The three of them mention that they feel safe surrounded by women working in the same business and being inside locked doors at night. They do not fear for rape nor robbery inside their rooms – “No I am not afraid of rape because of the doors but for the money, none of the room-mates would steal money” (Fati)
- They help each other financially
Salamatu explains that their community group of seven kayayei has formed a “Susu group” (informal loan club) which aims at rotating 50 GHC (Ghana cedi) a week among the women. This collective strategy protects each one of them in case of financial need - “…should anyone have a financial problem, we would be able to help her… we would be helping each other out financially if someone becomes sick or bereaved etc.” (Salamatu). Then, she adds, on Sundays, seniors organize meetings to discuss issues related to work.
Amina reinforces the idea of companionship when she says – “If someone is really sick, we can contribute to take the person to the hospital and even contribute more money if the need arises and then transport the person back home”.
Migrant care and support
The kayayei have been identified as one of the vulnerable groups who need social interventions, including: access to free healthcare, shelter, scholarship grants for their children, and the establishment of response centres to protect their rights and to protect against gender-based violence.

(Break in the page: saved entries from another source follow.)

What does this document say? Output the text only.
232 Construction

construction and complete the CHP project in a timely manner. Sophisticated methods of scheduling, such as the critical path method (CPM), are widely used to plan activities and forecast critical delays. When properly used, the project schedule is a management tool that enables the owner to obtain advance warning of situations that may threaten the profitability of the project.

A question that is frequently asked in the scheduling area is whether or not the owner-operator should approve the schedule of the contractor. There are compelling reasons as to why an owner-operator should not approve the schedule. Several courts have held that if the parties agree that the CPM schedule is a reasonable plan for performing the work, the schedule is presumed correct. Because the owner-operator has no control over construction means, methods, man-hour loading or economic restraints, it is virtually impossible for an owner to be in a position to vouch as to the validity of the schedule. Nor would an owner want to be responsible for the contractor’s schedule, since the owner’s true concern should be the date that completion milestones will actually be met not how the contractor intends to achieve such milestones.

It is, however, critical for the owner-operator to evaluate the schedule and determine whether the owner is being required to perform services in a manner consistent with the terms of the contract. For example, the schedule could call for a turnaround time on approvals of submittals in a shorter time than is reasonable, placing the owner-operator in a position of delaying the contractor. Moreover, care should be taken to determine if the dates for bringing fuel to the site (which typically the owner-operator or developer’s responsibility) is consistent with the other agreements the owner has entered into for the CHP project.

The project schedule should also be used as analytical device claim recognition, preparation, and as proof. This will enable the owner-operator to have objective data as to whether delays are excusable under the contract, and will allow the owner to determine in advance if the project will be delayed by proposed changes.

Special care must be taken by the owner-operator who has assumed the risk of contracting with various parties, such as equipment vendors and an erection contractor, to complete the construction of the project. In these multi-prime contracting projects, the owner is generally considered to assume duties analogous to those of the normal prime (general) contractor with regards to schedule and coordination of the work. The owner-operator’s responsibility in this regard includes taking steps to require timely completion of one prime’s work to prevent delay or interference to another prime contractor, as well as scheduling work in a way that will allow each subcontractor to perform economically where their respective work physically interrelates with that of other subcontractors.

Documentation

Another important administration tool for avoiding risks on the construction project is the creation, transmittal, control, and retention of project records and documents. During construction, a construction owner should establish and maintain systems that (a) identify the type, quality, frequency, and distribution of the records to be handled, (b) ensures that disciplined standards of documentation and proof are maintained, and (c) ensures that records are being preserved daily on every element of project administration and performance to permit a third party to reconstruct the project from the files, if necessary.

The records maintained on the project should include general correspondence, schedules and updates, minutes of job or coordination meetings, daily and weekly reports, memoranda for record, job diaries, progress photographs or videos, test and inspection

Yet, according to the interviews, the government of Ghana barely supports them, nor recognizes the pathways through which the livelihoods of these young female migrants contribute to development. The kaya business has been labelled as a part of distress migration. In my opinion, this view focuses exclusively on the negative aspects of their migration. There is a gap in migration policies, research and evidence around the links between rural-urban migration and poverty reduction, as well as, in the documentation of migrants’ coping strategies.
Are kayayei vulnerable? Yes, but they're also determined, brave and resilient. Migration allows them to play important roles: in the economy, within their families, within the kayayei community and in their personal lives. They feel these opportunities would not have been available if they had stayed back at home. It is time to recognize their strength and contribution to all these different spheres, and to make policies to support them and protect their rights.
Mariana Chambel is a Migrating out of Poverty Communications Research Assistant based at the University of Ghana, Centre for Migration Studies currently working on issues related to the Migration Industry, in particular Kayayei and domestic workers.